Originally, heretics were those who deviated from Paul’s assertion that Gentiles can be vindicated by faithfulness and perseverance in justice and mercy, those who claimed instead that everyone must adhere to the “works of the Torah,” by circumcision and the purity rites of the Torah in order to be vindicated before God. This is what the Pharisees were up to–they focused on the minutia instead of on the heart of the Torah, mercy and justice and doing good deeds, loving their neighbor as themselves. So the original heretics were people who elevated non-essential matters into the heart of things and twisted everything out of shape because of that. Since evangelicals like to elevate everything to the level of faithfulness to the gospel, they might do well to dwell on this for a while.

Today, however, we are pretty happy to apply the “heresy” label to anyone we don’t agree with or who expresses something we are not used to hearing. We don’t like unfamiliar things (apparently, they’re scary and dangerous), and so we apply the “heresy” label to shut up any opposition like the little authoritarians we are. The problem with this approach, of course, is that there will always be people who want to know why something is supposedly off-limits and anathama. They might even read people outside of the approved lists, and generally, they find out these things aren’t heretical, though they might be a bit different from what they’re used to.

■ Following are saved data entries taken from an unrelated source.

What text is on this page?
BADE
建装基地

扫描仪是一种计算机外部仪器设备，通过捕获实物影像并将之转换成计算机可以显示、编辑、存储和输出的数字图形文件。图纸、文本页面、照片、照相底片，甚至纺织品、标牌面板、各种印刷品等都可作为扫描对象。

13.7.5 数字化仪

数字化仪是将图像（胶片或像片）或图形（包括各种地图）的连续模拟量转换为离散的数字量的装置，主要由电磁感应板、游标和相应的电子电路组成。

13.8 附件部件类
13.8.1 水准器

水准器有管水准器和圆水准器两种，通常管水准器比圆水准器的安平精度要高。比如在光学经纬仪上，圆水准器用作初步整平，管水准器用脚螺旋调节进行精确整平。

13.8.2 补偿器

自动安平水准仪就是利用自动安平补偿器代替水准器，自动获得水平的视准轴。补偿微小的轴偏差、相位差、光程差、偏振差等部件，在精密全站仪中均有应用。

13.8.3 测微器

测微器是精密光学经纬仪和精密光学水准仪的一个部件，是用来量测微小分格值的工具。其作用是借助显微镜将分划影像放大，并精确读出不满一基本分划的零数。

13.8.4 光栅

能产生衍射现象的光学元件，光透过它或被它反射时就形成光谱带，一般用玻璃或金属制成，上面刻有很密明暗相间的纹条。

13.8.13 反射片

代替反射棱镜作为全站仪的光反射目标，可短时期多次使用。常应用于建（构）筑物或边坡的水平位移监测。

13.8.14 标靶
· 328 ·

The trouble here is that a heretic is a person that goes outside the bounds of the orthodox faith, not somebody who goes outside the parochial reservation of conservative evangelicaldom. The boundary of orthodoxy is generally considered to be the Nicene and Apostles’ Creeds, which are ecumenical.

That is, unless someone is denying something in the ecumenical creeds, they aren’t a heretic. The things in the creeds are essentials. Everything else is adiaphora, non-essential. The fact that someone disagrees with the Westminster Confession of Faith or the 39 Articles does not make them a heretic, because these confessions are parochial, not universal. They are not binding on the whole Church.

This forces us to distinguish between the things we believe are right, and the things we believe are required. One must believe that Jesus died for us and our salvation, according to the Creeds. One is under no obligation to hold any particular explanation of how Jesus died for us and our salvation, even if that explanation is right. When the universal Church settles on a doctrine of justification, we can have an ecumenical council to add it to the essentials. Until that time, we are free to explore a variety of interpretations.

Now, justification is a pretty important issue, and even it is not a part of the ecumenical creeds. What then of a minor dispute concerning how to read a mere seven passages that may or may not be relevant to gay people today? Such a discussion is so far out in the adiaphora that you can hardly see it because of all the weeds.

So if you think accepting LGBTQ people is heresy, or apostasy, or some other nasty label used to slap around people’s consciences, please do remember that there are essentials and there is adiaphora. The essentials are in the ecumenical creeds. The adiaphora is not. The particular construction of doctrines in the Creeds are not in the Creeds.

So please. Cool your jets. Loving gay people does not endanger the ecumenical creeds, the Trinity, the virgin birth, the death of Christ for us and our salvation, His death and burial, His descent into death, or His resurrection and ascension, nor His kingdom or His bodily return to judge the living and the dead. It does not end one’s belief in the Father or that Jesus was His Son, the Word of the Father come in the flesh, nor the procession of the Spirit or the holy and apostolic Church, the resurrection of the dead, or the life of the age to come.

If you deny one of these things, you’re a heretic. If you don’t, you’re not. And that’s how to tell if you’re a heretic.